Но прошло не меньше пяти минут, пока Дикин получил этот глоток. Минуту Марика развязывала ему руки, а еще четыре ушло на то, чтобы пленник добрел до ближайшего кресла и смог восстановить в руках кровообращение. Вероятно, он испытывал ужасную боль, но, глядя на его спокойное лицо, Марика сказала:
— Пожалуй, Джон Дикин потверже, чем о нем думают другие.
— Мужчине не пристало скулить, — он сгибал и разгибал себе пальцы. — Кажется, вы что-то говорили о напитках, мисс Ферчайлд?
Она принесла ему стакан с виски. Дикин одним глотком отпил половину, удовлетворенно вздохнул, поставил стакан на столик рядом, нагнулся и стал развязывать веревки на ногах. Марика отступила, сжав кулачки. Глаза ее сверкнули от гнева. Потом она выбежала из салона.
Когда через несколько секунд она вернулась, Дикин все еще возился с путами. Подняв голову, он с неудовольствием увидел женский револьвер с перламутровой рукоятью, направленный на него маленькой, но не бессильной рукой.

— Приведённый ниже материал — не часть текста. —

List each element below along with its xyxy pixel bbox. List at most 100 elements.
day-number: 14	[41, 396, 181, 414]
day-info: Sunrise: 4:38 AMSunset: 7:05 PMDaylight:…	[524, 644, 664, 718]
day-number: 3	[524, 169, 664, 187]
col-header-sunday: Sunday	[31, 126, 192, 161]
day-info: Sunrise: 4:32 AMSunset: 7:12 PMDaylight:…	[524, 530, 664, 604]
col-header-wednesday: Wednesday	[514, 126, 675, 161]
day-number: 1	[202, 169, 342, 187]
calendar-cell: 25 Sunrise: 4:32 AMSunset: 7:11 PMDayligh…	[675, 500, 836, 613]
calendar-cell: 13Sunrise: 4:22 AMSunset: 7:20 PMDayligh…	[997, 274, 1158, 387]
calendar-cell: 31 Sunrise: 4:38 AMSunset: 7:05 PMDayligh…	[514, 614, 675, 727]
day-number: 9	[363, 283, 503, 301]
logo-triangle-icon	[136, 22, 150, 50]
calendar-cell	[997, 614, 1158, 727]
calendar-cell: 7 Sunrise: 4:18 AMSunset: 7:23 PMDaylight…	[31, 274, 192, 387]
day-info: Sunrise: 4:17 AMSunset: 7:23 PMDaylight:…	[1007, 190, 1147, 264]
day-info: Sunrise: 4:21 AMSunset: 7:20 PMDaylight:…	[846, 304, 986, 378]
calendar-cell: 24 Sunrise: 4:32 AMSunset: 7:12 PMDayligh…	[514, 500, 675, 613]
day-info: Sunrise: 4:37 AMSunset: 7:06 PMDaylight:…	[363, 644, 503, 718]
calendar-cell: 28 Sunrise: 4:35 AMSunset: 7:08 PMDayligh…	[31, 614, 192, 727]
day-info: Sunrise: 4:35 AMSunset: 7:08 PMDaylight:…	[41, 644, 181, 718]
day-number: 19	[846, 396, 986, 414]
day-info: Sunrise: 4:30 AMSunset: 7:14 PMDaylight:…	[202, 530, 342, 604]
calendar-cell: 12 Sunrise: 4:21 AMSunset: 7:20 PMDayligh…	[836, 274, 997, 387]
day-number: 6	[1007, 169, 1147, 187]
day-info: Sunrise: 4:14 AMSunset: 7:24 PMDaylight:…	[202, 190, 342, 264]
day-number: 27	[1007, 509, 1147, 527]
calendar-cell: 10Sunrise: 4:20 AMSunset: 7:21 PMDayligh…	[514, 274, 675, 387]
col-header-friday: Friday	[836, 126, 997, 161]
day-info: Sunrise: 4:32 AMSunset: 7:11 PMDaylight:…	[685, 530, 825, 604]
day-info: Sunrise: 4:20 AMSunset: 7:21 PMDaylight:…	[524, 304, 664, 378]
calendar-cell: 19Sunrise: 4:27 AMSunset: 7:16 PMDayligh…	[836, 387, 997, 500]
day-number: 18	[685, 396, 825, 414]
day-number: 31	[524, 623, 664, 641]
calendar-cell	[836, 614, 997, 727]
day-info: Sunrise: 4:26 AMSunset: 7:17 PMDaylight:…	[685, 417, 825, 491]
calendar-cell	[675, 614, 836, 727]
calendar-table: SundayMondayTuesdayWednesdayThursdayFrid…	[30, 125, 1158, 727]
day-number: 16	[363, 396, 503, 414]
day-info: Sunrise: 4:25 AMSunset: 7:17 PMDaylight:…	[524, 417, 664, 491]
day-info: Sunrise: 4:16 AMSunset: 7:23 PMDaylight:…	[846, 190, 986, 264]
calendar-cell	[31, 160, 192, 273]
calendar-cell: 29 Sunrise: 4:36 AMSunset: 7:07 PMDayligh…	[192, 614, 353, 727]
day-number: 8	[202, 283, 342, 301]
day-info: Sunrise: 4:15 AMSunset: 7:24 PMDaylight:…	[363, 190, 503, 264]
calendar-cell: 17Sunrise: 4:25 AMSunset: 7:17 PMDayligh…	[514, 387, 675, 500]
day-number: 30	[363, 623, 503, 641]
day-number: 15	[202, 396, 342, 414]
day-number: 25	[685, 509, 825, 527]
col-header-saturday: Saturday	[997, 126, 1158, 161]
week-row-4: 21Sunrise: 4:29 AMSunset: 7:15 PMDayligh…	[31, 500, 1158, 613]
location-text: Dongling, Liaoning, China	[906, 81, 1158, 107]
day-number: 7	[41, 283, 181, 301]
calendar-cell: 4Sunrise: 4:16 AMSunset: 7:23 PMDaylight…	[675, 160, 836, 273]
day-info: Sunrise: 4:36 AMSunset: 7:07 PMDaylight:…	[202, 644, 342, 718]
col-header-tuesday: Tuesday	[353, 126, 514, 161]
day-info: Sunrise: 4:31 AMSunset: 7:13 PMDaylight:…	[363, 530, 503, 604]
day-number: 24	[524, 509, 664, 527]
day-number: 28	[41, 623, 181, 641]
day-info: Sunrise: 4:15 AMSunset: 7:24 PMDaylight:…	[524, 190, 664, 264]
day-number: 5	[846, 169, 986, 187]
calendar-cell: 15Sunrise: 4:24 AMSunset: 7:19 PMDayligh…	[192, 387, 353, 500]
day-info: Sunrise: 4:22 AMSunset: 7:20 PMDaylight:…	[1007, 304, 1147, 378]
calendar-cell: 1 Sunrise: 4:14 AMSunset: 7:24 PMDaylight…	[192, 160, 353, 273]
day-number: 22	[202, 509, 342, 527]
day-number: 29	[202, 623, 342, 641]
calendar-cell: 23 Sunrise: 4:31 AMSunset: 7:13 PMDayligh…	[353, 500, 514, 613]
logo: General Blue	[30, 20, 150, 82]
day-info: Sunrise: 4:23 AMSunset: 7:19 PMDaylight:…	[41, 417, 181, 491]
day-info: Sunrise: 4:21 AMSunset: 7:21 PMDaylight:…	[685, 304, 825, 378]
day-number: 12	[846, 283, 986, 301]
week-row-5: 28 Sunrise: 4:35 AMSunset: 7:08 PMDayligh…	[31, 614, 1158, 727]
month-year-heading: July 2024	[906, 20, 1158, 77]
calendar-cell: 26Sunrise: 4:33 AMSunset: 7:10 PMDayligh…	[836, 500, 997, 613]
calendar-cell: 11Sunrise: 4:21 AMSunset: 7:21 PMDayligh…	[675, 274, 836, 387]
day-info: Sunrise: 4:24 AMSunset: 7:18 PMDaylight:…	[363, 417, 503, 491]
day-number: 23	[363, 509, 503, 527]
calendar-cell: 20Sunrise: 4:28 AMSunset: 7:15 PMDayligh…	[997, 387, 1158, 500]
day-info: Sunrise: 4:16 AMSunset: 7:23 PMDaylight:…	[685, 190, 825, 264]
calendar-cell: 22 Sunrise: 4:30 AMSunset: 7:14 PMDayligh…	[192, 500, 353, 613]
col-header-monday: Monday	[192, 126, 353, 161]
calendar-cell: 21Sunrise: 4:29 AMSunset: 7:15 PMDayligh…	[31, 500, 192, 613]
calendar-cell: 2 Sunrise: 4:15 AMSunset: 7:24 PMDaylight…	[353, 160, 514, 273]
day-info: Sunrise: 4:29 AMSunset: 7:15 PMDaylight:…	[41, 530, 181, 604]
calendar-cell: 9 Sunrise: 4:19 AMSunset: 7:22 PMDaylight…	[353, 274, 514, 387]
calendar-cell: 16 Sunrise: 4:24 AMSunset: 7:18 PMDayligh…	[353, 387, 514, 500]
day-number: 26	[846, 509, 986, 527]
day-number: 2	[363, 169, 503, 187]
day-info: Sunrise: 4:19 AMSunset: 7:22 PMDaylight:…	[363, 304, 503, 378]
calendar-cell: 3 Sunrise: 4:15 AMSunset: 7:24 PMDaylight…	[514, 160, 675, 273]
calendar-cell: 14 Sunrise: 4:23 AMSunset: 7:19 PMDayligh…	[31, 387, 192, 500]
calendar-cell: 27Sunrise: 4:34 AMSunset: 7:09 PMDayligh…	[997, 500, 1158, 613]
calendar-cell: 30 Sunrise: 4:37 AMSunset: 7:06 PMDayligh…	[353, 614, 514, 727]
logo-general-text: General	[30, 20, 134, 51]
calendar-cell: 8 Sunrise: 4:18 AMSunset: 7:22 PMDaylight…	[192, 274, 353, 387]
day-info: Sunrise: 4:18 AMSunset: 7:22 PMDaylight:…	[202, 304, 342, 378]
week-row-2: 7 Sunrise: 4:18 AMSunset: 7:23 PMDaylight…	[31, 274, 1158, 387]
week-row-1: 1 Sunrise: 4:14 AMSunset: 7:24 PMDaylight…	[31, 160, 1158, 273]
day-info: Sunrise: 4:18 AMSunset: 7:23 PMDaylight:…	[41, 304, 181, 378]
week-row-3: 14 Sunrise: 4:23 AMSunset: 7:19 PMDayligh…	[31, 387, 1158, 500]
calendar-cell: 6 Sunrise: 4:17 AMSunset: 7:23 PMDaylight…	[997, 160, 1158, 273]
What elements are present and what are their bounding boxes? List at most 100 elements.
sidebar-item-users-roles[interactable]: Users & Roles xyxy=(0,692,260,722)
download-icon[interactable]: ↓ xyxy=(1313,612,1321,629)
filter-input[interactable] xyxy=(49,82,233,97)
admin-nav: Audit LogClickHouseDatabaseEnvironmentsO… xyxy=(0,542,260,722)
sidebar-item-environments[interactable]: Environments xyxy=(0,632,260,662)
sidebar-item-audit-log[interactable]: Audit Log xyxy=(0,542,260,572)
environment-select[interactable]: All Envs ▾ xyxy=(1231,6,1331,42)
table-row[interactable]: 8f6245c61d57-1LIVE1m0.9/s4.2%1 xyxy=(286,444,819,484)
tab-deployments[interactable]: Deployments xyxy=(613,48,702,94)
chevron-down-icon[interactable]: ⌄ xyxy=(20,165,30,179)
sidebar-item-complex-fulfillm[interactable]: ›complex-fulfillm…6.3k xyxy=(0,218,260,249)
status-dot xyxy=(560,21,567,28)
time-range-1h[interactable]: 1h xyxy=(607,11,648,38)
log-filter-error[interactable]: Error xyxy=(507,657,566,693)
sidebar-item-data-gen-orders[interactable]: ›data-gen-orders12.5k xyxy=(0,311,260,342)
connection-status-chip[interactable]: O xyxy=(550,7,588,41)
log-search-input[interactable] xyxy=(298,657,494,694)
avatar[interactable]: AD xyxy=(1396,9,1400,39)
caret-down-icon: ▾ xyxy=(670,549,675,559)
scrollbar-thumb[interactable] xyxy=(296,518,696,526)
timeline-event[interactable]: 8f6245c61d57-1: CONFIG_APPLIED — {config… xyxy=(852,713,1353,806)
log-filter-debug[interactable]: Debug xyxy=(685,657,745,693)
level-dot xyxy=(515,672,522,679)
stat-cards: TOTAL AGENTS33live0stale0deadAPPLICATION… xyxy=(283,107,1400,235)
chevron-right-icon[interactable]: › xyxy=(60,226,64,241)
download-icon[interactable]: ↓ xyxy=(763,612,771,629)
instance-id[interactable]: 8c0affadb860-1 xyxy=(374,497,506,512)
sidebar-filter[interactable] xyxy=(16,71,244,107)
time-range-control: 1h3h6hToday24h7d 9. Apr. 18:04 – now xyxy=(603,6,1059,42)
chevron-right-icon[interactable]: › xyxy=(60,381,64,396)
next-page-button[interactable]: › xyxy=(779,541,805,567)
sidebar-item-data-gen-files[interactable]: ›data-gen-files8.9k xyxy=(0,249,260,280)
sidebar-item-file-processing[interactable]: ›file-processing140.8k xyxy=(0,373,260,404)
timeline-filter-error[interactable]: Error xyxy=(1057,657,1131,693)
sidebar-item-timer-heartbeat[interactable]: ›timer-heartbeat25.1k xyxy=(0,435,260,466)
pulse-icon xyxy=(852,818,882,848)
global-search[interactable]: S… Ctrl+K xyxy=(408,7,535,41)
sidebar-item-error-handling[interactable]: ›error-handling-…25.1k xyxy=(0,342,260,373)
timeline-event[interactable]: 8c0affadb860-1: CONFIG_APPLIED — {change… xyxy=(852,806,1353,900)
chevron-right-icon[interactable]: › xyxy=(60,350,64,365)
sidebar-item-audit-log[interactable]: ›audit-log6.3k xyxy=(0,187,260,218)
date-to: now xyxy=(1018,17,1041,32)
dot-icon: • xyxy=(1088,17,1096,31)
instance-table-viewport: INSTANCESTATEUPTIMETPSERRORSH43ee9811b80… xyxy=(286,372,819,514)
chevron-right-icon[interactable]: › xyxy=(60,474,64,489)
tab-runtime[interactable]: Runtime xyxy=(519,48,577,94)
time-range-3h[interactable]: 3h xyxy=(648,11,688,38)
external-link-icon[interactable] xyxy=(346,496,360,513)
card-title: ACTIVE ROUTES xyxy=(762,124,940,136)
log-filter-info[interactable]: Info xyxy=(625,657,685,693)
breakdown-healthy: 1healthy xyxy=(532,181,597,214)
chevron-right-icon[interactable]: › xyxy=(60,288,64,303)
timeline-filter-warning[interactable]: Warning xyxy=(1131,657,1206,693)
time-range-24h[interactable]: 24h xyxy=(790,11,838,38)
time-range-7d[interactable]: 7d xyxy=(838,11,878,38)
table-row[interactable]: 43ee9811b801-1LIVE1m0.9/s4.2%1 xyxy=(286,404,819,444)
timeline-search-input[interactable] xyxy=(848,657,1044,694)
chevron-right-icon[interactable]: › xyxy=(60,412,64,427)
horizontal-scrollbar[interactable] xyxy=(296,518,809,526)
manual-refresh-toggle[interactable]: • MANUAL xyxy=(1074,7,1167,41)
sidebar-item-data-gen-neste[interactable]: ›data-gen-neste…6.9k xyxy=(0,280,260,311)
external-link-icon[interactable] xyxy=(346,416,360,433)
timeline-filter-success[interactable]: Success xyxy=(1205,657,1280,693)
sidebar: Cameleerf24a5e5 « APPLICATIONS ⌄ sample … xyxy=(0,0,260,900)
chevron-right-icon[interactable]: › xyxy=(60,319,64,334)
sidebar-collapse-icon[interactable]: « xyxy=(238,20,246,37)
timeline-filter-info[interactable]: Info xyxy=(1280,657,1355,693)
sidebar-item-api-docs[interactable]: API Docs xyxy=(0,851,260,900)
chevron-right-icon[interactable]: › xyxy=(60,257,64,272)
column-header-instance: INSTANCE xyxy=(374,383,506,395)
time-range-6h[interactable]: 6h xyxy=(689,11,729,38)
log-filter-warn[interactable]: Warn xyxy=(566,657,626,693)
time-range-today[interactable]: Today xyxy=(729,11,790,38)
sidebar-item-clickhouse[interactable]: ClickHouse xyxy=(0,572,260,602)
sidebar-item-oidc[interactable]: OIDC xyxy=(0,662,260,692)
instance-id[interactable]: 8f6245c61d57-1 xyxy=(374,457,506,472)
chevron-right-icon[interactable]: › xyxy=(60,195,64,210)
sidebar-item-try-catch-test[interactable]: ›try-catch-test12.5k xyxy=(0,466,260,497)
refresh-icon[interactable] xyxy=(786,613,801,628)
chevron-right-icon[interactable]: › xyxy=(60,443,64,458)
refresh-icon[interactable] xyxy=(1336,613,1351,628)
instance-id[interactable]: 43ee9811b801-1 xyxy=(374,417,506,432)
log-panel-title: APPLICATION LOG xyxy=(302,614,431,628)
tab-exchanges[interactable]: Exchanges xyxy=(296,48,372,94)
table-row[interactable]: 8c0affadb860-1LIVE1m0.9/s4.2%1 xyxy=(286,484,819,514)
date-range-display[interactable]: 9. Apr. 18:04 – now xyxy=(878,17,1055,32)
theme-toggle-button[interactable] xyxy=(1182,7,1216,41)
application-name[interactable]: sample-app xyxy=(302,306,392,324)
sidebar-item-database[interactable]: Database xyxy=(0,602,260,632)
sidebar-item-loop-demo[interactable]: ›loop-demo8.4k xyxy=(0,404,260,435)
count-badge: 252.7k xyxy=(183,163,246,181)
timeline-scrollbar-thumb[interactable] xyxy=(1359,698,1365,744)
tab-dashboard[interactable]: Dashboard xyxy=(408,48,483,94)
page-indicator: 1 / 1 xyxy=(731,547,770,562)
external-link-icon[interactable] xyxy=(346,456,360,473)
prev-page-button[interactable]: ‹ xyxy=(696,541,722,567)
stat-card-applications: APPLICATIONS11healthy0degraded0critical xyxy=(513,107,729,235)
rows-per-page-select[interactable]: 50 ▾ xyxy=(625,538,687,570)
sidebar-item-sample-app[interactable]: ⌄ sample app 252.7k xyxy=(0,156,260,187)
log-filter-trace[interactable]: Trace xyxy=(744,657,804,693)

— Зачем вам оружие? — спросил он.
— Дядя Чарльз сказал, что если меня схватят индейцы… — Она запнулась, потом отчаянно взмахнула револьвером. — Будьте вы прокляты, — вы же обещали!
— Убийца, вор, поджигатель, шулер и трус вряд ли станет держать свое слово, мисс. Нужно быть идиотом, чтобы ожидать чего-либо другого.
Он снял путы, с трудом поднялся на ноги, нетвердо подошел к девушке, довольно небрежно вынул револьвер из ее руки, потом очень мягко усадил ее в кресло и двумя пальцами положил его ей на колени. Вернувшись в кресло, он сказал:
— Не бойтесь, леди. На таких ногах я с места не двинусь. Хотите в этом убедиться?
Марика кипела от гнева, обвиняя себя в нерешительности.
— С меня достаточно было вида ваших рук.
— Сказать по правде, мне тоже не очень хочется на них смотреть. — Он взял свой стакан и сделал хороший глоток. — Ваша матушка жива?
— Почему вас это интересует? — Неожиданный вопрос выбил девушку из колеи.
— Я спросил исключительно для поддержания разговора. Знаете, «трудно разговаривать, когда двое людей впервые встречают друг друга. Так жива ваша матушка, или?…
— Жива, но она нездорова.
— Это нетрудно было предположить.
— Почему вы строите такие предположения? Вообще, какое вам дело?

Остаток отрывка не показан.